Her insurance elapsed due to miscommunication with her Adult Rehabilitative Mental Health Service (ARMS) worker.  Now, she has no worker, no insurance for her and her five kids, and must navigate the system alone.  It is tough.  The requirements for regaining insurance are just a mess of dead ends and road construction detours.  She has to gather all of her kid's birth certificates.  Sounds easy, but the last two babies- now 4 and 2- were in foster care and have never had birth certificates.   The cost is $26 a kid.  Not affordable.  Social security cards, on the other hand, are free once she's gathered all the information they require- which is proving to be another battle and lots of driving to the SS office with nothing to show for it.  On top of this, money is tight because paychecks from child support are suddenly behind.  She is getting desperate.  She prays to God for help, for someone to come and show her how to make use of the dry goods in her pantry.  Then, she throws a birthday party for her daughter and invites my kids.  She makes a meal and two cakes, a real accomplishment for her since regular, everyday tasks are so daunting.  We are the only ones there to celebrate her daughter's birthday.  

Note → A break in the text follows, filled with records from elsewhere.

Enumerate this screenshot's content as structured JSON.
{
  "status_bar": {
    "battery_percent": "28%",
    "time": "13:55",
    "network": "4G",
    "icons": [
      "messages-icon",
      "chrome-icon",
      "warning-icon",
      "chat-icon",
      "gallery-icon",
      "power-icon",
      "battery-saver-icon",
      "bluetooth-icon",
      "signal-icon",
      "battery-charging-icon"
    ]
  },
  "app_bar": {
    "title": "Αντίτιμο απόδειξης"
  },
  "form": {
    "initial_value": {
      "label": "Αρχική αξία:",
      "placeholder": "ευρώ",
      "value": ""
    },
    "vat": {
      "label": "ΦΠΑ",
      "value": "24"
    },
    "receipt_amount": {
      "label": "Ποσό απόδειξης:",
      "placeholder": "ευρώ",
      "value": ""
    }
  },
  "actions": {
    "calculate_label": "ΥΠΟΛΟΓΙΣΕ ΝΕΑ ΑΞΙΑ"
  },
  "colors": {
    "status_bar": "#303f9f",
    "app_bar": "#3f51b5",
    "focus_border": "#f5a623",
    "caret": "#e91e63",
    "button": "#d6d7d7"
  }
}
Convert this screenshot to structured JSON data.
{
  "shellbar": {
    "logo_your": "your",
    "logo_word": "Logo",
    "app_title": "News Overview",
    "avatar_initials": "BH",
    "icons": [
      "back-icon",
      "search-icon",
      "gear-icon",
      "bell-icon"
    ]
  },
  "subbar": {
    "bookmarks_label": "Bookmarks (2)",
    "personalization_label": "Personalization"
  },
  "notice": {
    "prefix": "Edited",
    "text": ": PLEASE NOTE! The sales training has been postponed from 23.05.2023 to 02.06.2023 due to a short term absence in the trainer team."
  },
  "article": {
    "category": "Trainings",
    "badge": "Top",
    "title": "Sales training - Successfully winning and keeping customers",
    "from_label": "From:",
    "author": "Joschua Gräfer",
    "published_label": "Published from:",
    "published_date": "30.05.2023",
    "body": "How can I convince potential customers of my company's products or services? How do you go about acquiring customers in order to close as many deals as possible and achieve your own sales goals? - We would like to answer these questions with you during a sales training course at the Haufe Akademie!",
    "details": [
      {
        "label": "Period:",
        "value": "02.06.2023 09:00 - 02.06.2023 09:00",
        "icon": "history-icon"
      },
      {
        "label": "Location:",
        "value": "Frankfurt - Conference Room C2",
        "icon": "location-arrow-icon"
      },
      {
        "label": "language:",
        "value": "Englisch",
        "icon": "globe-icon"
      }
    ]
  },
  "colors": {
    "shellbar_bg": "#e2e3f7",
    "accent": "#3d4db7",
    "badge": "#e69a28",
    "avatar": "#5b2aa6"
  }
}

As I stood bouncing my baby and chatting with her kids and her daughter's dad, I realized just how difficult things had been lately.  I had had both of her boys for a couple of months as my foster babies, and, in both instances, things resolved quickly and she regained parental rights.  That was 2 years ago.  I turned to the mom and congratulated her on preparing such a great party.  She beamed at the compliment; she is not used to getting any praise.  Then, I remembered I had told her I would help show her how to make rice. "While I am here, would you like me to show you how to cook rice?"  I asked when there was a lull in the conversation.  "Yes," she responded quickly while running over to her cupboard to show me her meager stock of supplies.  Something within me prodded me to ask, "And would you like me to show you some things you could do to cook with what you already have?"  She just kind of looked at me dazed for a moment before agreeing.  I didn't really think anything of it.  Sometimes she can be hard to understand with her bells palsy or when her dentures are out, but I just went on to teach her a couple of things while the kids played in the backyard. I left grateful that I had a chance to help support her as a mom once again. 

In the morning, I got the most precious text from her saying that the reason she didn't know how to react to my offer of help was because she had cried out to Jesus the night before- for help to make her food stretch.  I was humbled to have been the answer to that prayer.  I didn't feel like I had really done much, but to her it meant God still cared about her and heard her cry for help.  I rejoiced with her and let her of God's word: "I prayed to the LORD, and he answered me. He freed me from all my fears." Psalms 34:4.